The WHO suggests to add PQ to the standard ACT for the treatment of uncomplicated falciparum malaria in order to block further malaria transmission [1]. This SLD-PQ (0.25 mg/kg) has been shown to be sufficient for reducing gametocyte carriage and preventing malaria transmission [2, 26]. The same dose is also shown to be safe in G6PD-deficient individuals and does not require prior G6PD activity testing [5]. This study showed that the SLD-PQ is associated with a small increment of oxidative stress and low risk of haemolytic events in the G6PD-deficient individuals. However, a long-term PQ administration (15 mg daily for 14 days) in the G6PD-deficient individuals is associated with a high risk of acute haemolytic anaemia, and once weekly dosing for 8 weeks is recommended in these individuals. A mathematical modelling study proposed that a daily escalating PQ dose in G6PD-deficient individuals might be safer than the current weekly dosing regimen [27]. The predicted median reduction of haemoglobin after 0.25 and 0.40 mg/kg SLD-PQ in G6PD-deficient individual was 0.35 g/dL (90% CI 0.12–0.65 g/dL) and 0.56 g/dL (90% CI 0.21–1.00 g/dL), respectively [28].

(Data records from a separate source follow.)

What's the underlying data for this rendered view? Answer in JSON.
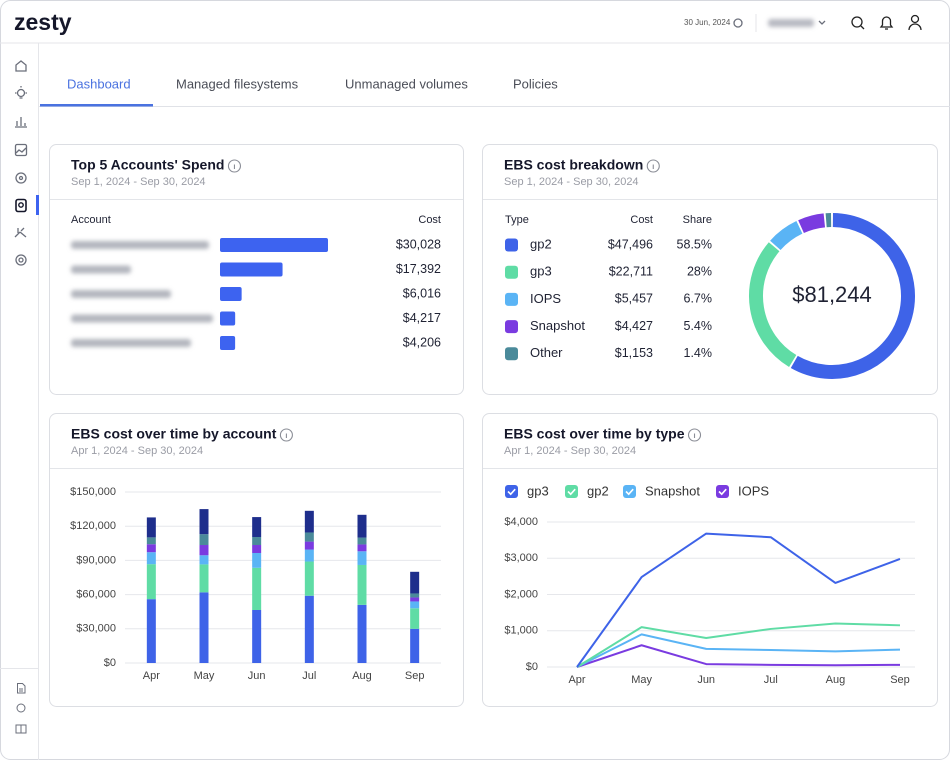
{
  "header": {
    "logo": "zesty",
    "date": "30 Jun, 2024"
  },
  "tabs": [
    "Dashboard",
    "Managed filesystems",
    "Unmanaged volumes",
    "Policies"
  ],
  "chart_data": [
    {
      "type": "bar",
      "orientation": "horizontal",
      "title": "Top 5 Accounts' Spend",
      "subtitle": "Sep 1, 2024 - Sep 30, 2024",
      "columns": [
        "Account",
        "Cost"
      ],
      "categories": [
        null,
        null,
        null,
        null,
        null
      ],
      "values": [
        30028,
        17392,
        6016,
        4217,
        4206
      ],
      "value_labels": [
        "$30,028",
        "$17,392",
        "$6,016",
        "$4,217",
        "$4,206"
      ],
      "color": "#3d63f0"
    },
    {
      "type": "pie",
      "title": "EBS cost breakdown",
      "subtitle": "Sep 1, 2024 - Sep 30, 2024",
      "columns": [
        "Type",
        "Cost",
        "Share"
      ],
      "categories": [
        "gp2",
        "gp3",
        "IOPS",
        "Snapshot",
        "Other"
      ],
      "values": [
        47496,
        22711,
        5457,
        4427,
        1153
      ],
      "value_labels": [
        "$47,496",
        "$22,711",
        "$5,457",
        "$4,427",
        "$1,153"
      ],
      "shares": [
        58.5,
        28,
        6.7,
        5.4,
        1.4
      ],
      "share_labels": [
        "58.5%",
        "28%",
        "6.7%",
        "5.4%",
        "1.4%"
      ],
      "colors": [
        "#3e63e8",
        "#5fdca5",
        "#5ab4f5",
        "#7a3be0",
        "#4a8a9a"
      ],
      "total": {
        "value": 81244,
        "label": "$81,244"
      }
    },
    {
      "type": "bar",
      "stacked": true,
      "title": "EBS cost over time by account",
      "subtitle": "Apr 1, 2024 - Sep 30, 2024",
      "categories": [
        "Apr",
        "May",
        "Jun",
        "Jul",
        "Aug",
        "Sep"
      ],
      "ylim": [
        0,
        150000
      ],
      "yticks": [
        {
          "value": 0,
          "label": "$0"
        },
        {
          "value": 30000,
          "label": "$30,000"
        },
        {
          "value": 60000,
          "label": "$60,000"
        },
        {
          "value": 90000,
          "label": "$90,000"
        },
        {
          "value": 120000,
          "label": "$120,000"
        },
        {
          "value": 150000,
          "label": "$150,000"
        }
      ],
      "grid": true,
      "series": [
        {
          "name": null,
          "color": "#3e63e8",
          "values": [
            56000,
            62000,
            46500,
            59000,
            51000,
            30000
          ]
        },
        {
          "name": null,
          "color": "#5fdca5",
          "values": [
            30700,
            24500,
            37000,
            30000,
            35000,
            18000
          ]
        },
        {
          "name": null,
          "color": "#5ab4f5",
          "values": [
            10500,
            8000,
            13000,
            10500,
            12000,
            6000
          ]
        },
        {
          "name": null,
          "color": "#7a3be0",
          "values": [
            7000,
            9000,
            7000,
            7000,
            6000,
            3500
          ]
        },
        {
          "name": null,
          "color": "#4a8a9a",
          "values": [
            6000,
            9500,
            7000,
            8000,
            6000,
            3500
          ]
        },
        {
          "name": null,
          "color": "#1e2e8c",
          "values": [
            17500,
            22000,
            17500,
            19000,
            20000,
            19000
          ]
        }
      ]
    },
    {
      "type": "line",
      "title": "EBS cost over time by type",
      "subtitle": "Apr 1, 2024 - Sep 30, 2024",
      "categories": [
        "Apr",
        "May",
        "Jun",
        "Jul",
        "Aug",
        "Sep"
      ],
      "ylim": [
        0,
        4000
      ],
      "yticks": [
        {
          "value": 0,
          "label": "$0"
        },
        {
          "value": 1000,
          "label": "$1,000"
        },
        {
          "value": 2000,
          "label": "$2,000"
        },
        {
          "value": 3000,
          "label": "$3,000"
        },
        {
          "value": 4000,
          "label": "$4,000"
        }
      ],
      "grid": true,
      "series": [
        {
          "name": "gp3",
          "color": "#3e63e8",
          "values": [
            0,
            2480,
            3680,
            3580,
            2320,
            2980
          ]
        },
        {
          "name": "gp2",
          "color": "#5fdca5",
          "values": [
            0,
            1100,
            800,
            1050,
            1200,
            1150
          ]
        },
        {
          "name": "Snapshot",
          "color": "#5ab4f5",
          "values": [
            0,
            900,
            500,
            470,
            430,
            480
          ]
        },
        {
          "name": "IOPS",
          "color": "#7a3be0",
          "values": [
            0,
            600,
            80,
            60,
            50,
            60
          ]
        }
      ]
    }
  ]
}
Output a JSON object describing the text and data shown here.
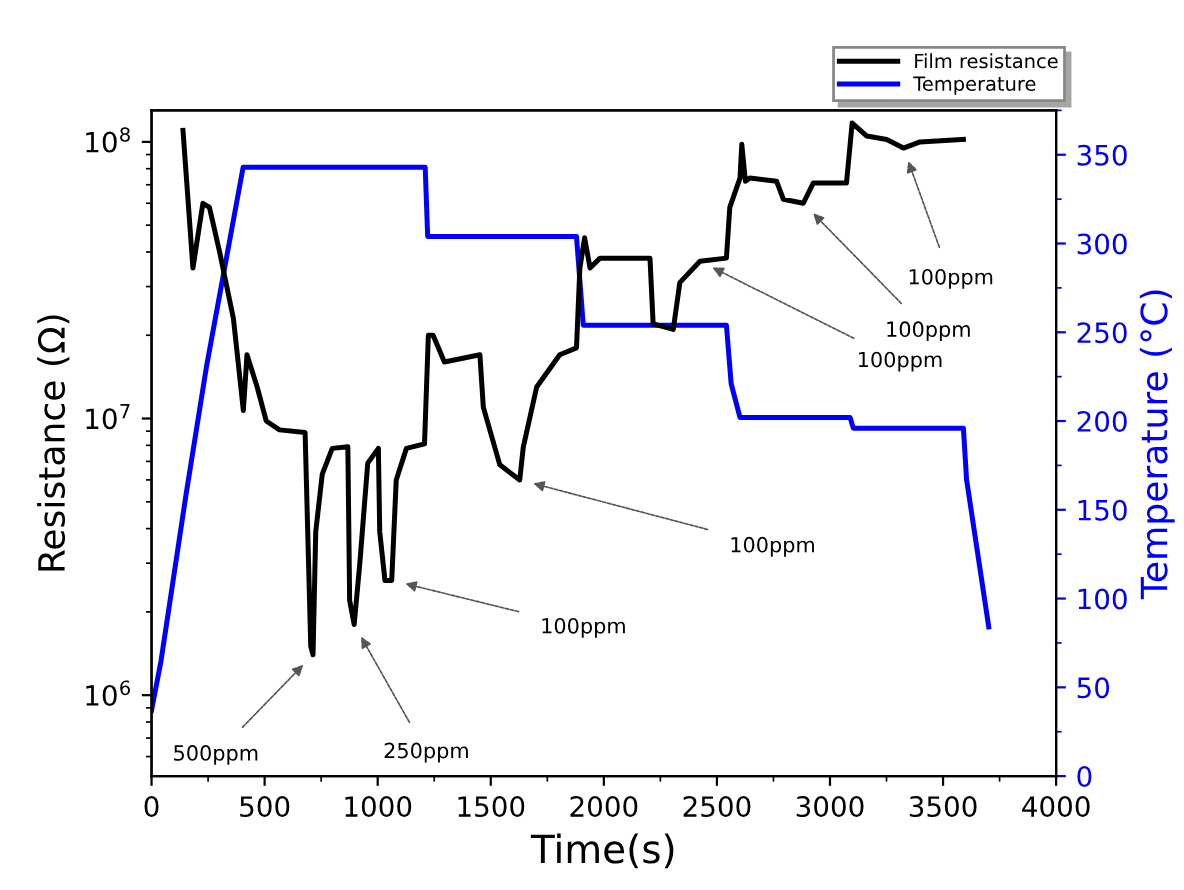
{
  "chart_data": {
    "type": "line",
    "xlabel": "Time(s)",
    "ylabel": "Resistance (Ω)",
    "y2label": "Temperature (°C)",
    "xlim": [
      0,
      4000
    ],
    "xticks": [
      0,
      500,
      1000,
      1500,
      2000,
      2500,
      3000,
      3500,
      4000
    ],
    "ylim": [
      510000,
      130000000
    ],
    "yticks": [
      {
        "value": 1000000,
        "label": "10$^{6}$"
      },
      {
        "value": 10000000,
        "label": "10$^{7}$"
      },
      {
        "value": 100000000,
        "label": "10$^{8}$"
      }
    ],
    "y2lim": [
      0,
      375
    ],
    "y2ticks": [
      0,
      50,
      100,
      150,
      200,
      250,
      300,
      350
    ],
    "log": "y",
    "legend": "top right",
    "grid": false,
    "series": [
      {
        "name": "Film resistance",
        "color": "#000000",
        "x": [
          139,
          183,
          227,
          256,
          301,
          362,
          406,
          422,
          467,
          507,
          566,
          679,
          704,
          714,
          726,
          755,
          799,
          868,
          876,
          896,
          921,
          956,
          1003,
          1009,
          1032,
          1062,
          1082,
          1127,
          1207,
          1224,
          1245,
          1295,
          1452,
          1467,
          1540,
          1628,
          1644,
          1703,
          1805,
          1879,
          1894,
          1915,
          1939,
          1983,
          2204,
          2218,
          2307,
          2336,
          2425,
          2542,
          2557,
          2602,
          2610,
          2626,
          2646,
          2764,
          2794,
          2882,
          2926,
          3073,
          3098,
          3163,
          3251,
          3325,
          3398,
          3590
        ],
        "values": [
          110000000.0,
          35000000.0,
          60000000.0,
          58000000.0,
          40000000.0,
          23000000.0,
          10700000.0,
          17000000.0,
          13000000.0,
          9800000.0,
          9100000.0,
          8900000.0,
          1500000.0,
          1400000.0,
          3900000.0,
          6300000.0,
          7800000.0,
          7900000.0,
          2200000.0,
          1800000.0,
          3000000.0,
          6900000.0,
          7800000.0,
          3900000.0,
          2600000.0,
          2600000.0,
          6000000.0,
          7800000.0,
          8100000.0,
          20000000.0,
          20000000.0,
          16000000.0,
          17000000.0,
          11000000.0,
          6800000.0,
          6000000.0,
          7900000.0,
          13000000.0,
          17000000.0,
          18000000.0,
          35000000.0,
          45000000.0,
          35000000.0,
          38000000.0,
          38000000.0,
          22000000.0,
          21000000.0,
          31000000.0,
          37000000.0,
          38000000.0,
          58000000.0,
          74000000.0,
          98000000.0,
          72000000.0,
          74000000.0,
          72000000.0,
          62000000.0,
          60000000.0,
          71000000.0,
          71000000.0,
          117000000.0,
          105000000.0,
          102000000.0,
          95000000.0,
          100000000.0,
          102000000.0
        ]
      },
      {
        "name": "Temperature",
        "color": "#0000ff",
        "axis": "y2",
        "x": [
          0,
          42,
          153,
          242,
          405,
          1210,
          1221,
          1879,
          1909,
          2542,
          2563,
          2602,
          3089,
          3103,
          3590,
          3604,
          3702
        ],
        "values": [
          37,
          65,
          159,
          230,
          343,
          343,
          304,
          304,
          254,
          254,
          221,
          202,
          202,
          196,
          196,
          167,
          84
        ]
      }
    ],
    "annotations": [
      {
        "text": "500ppm",
        "x": 714,
        "y": 1400000.0
      },
      {
        "text": "250ppm",
        "x": 896,
        "y": 1800000.0
      },
      {
        "text": "100ppm",
        "x": 1062,
        "y": 2600000.0
      },
      {
        "text": "100ppm",
        "x": 1628,
        "y": 6000000.0
      },
      {
        "text": "100ppm",
        "x": 2425,
        "y": 37000000.0
      },
      {
        "text": "100ppm",
        "x": 2882,
        "y": 60000000.0
      },
      {
        "text": "100ppm",
        "x": 3325,
        "y": 95000000.0
      }
    ]
  }
}
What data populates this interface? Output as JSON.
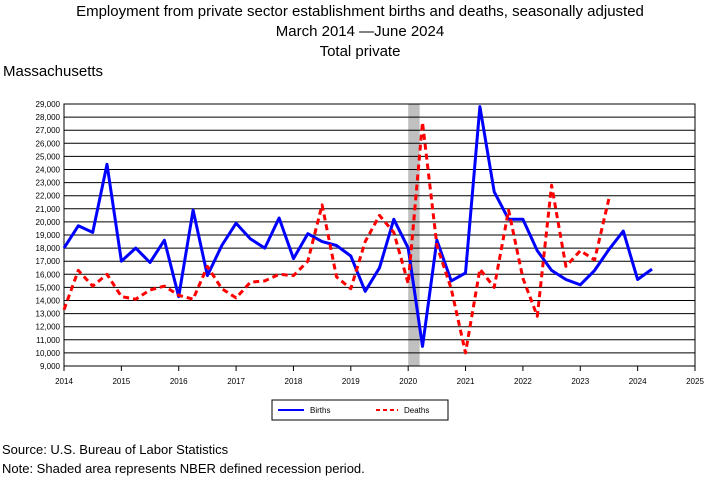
{
  "titles": {
    "line1": "Employment from private sector establishment births and deaths, seasonally adjusted",
    "line2": "March 2014 —June 2024",
    "line3": "Total private"
  },
  "state": "Massachusetts",
  "notes": {
    "source": "Source: U.S. Bureau of Labor Statistics",
    "note": "Note: Shaded area represents NBER defined recession period."
  },
  "colors": {
    "births": "#0000ff",
    "deaths": "#ff0000",
    "recession": "#c0c0c0"
  },
  "chart_data": {
    "type": "line",
    "x_unit": "year (decimal)",
    "xlim": [
      2014,
      2025
    ],
    "ylim": [
      9000,
      29000
    ],
    "x_ticks": [
      "2014",
      "2015",
      "2016",
      "2017",
      "2018",
      "2019",
      "2020",
      "2021",
      "2022",
      "2023",
      "2024",
      "2025"
    ],
    "y_ticks": [
      "9,000",
      "10,000",
      "11,000",
      "12,000",
      "13,000",
      "14,000",
      "15,000",
      "16,000",
      "17,000",
      "18,000",
      "19,000",
      "20,000",
      "21,000",
      "22,000",
      "23,000",
      "24,000",
      "25,000",
      "26,000",
      "27,000",
      "28,000",
      "29,000"
    ],
    "recession": [
      2020.0,
      2020.2
    ],
    "grid": true,
    "legend_position": "bottom-center",
    "series": [
      {
        "name": "Births",
        "style": "solid",
        "x": [
          2014.0,
          2014.25,
          2014.5,
          2014.75,
          2015.0,
          2015.25,
          2015.5,
          2015.75,
          2016.0,
          2016.25,
          2016.5,
          2016.75,
          2017.0,
          2017.25,
          2017.5,
          2017.75,
          2018.0,
          2018.25,
          2018.5,
          2018.75,
          2019.0,
          2019.25,
          2019.5,
          2019.75,
          2020.0,
          2020.25,
          2020.5,
          2020.75,
          2021.0,
          2021.25,
          2021.5,
          2021.75,
          2022.0,
          2022.25,
          2022.5,
          2022.75,
          2023.0,
          2023.25,
          2023.5,
          2023.75,
          2024.0,
          2024.25
        ],
        "values": [
          18000,
          19700,
          19200,
          24400,
          17000,
          18000,
          16900,
          18600,
          14300,
          20900,
          15900,
          18200,
          19900,
          18700,
          18000,
          20300,
          17200,
          19100,
          18500,
          18200,
          17400,
          14700,
          16500,
          20200,
          18000,
          10500,
          18600,
          15500,
          16100,
          28800,
          22300,
          20200,
          20200,
          17800,
          16300,
          15600,
          15200,
          16300,
          17900,
          19300,
          15600,
          16400
        ]
      },
      {
        "name": "Deaths",
        "style": "dashed",
        "x": [
          2014.0,
          2014.25,
          2014.5,
          2014.75,
          2015.0,
          2015.25,
          2015.5,
          2015.75,
          2016.0,
          2016.25,
          2016.5,
          2016.75,
          2017.0,
          2017.25,
          2017.5,
          2017.75,
          2018.0,
          2018.25,
          2018.5,
          2018.75,
          2019.0,
          2019.25,
          2019.5,
          2019.75,
          2020.0,
          2020.25,
          2020.5,
          2020.75,
          2021.0,
          2021.25,
          2021.5,
          2021.75,
          2022.0,
          2022.25,
          2022.5,
          2022.75,
          2023.0,
          2023.25,
          2023.5
        ],
        "values": [
          13300,
          16300,
          15100,
          16000,
          14300,
          14100,
          14800,
          15100,
          14400,
          14100,
          16600,
          14900,
          14200,
          15400,
          15500,
          16000,
          15900,
          17000,
          21300,
          15800,
          14900,
          18500,
          20500,
          19200,
          15300,
          27600,
          18200,
          14900,
          10000,
          16400,
          15000,
          20900,
          15700,
          12800,
          22800,
          16600,
          17800,
          17100,
          21800
        ]
      }
    ]
  }
}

This study has several limitations. Pharmacokinetic data were collected only for 24 h after drug administration, and the sampling schedule did not capture fully the elimination phase of CPQ. A pharmacokinetic study with longer duration of pharmacokinetic sampling and more data in the elimination phase of CPQ could improve the accuracy of the estimated parameters. PQ enantiomers have been shown to exhibit different pharmacokinetic profiles [6, 7, 9], but the bioanalytical assays used here could not distinguish between different enantiomers. Thus, the racemic mixture of PQ was modelled and no conclusions can be drawn on the contribution of individual enantiomers. The metabolism pathways of PQ are quite complex with several inactive compounds involved [8], and only few of these compounds can be quantified in clinical samples. More specifically 5,6-orthoquinoline, the metabolite believed to be responsible for adverse reactions and linked to clinical outcome [11], cannot be measured in human plasma. Therefore, the association between PQ and the active orthoquinone compound has not been well characterized.


In summary, the population pharmacokinetic properties of PQ, CPQ, and PQCG have been characterized and reported here. No statistically significant relationships were seen between the pharmacokinetic parameters and the change in haemoglobin levels in G6PD-deficient patients after a single low dose of primaquine. A single low dose (0.50 mg/kg) of PQ was haematologically safe in this population of G6PD-deficient African males without malaria.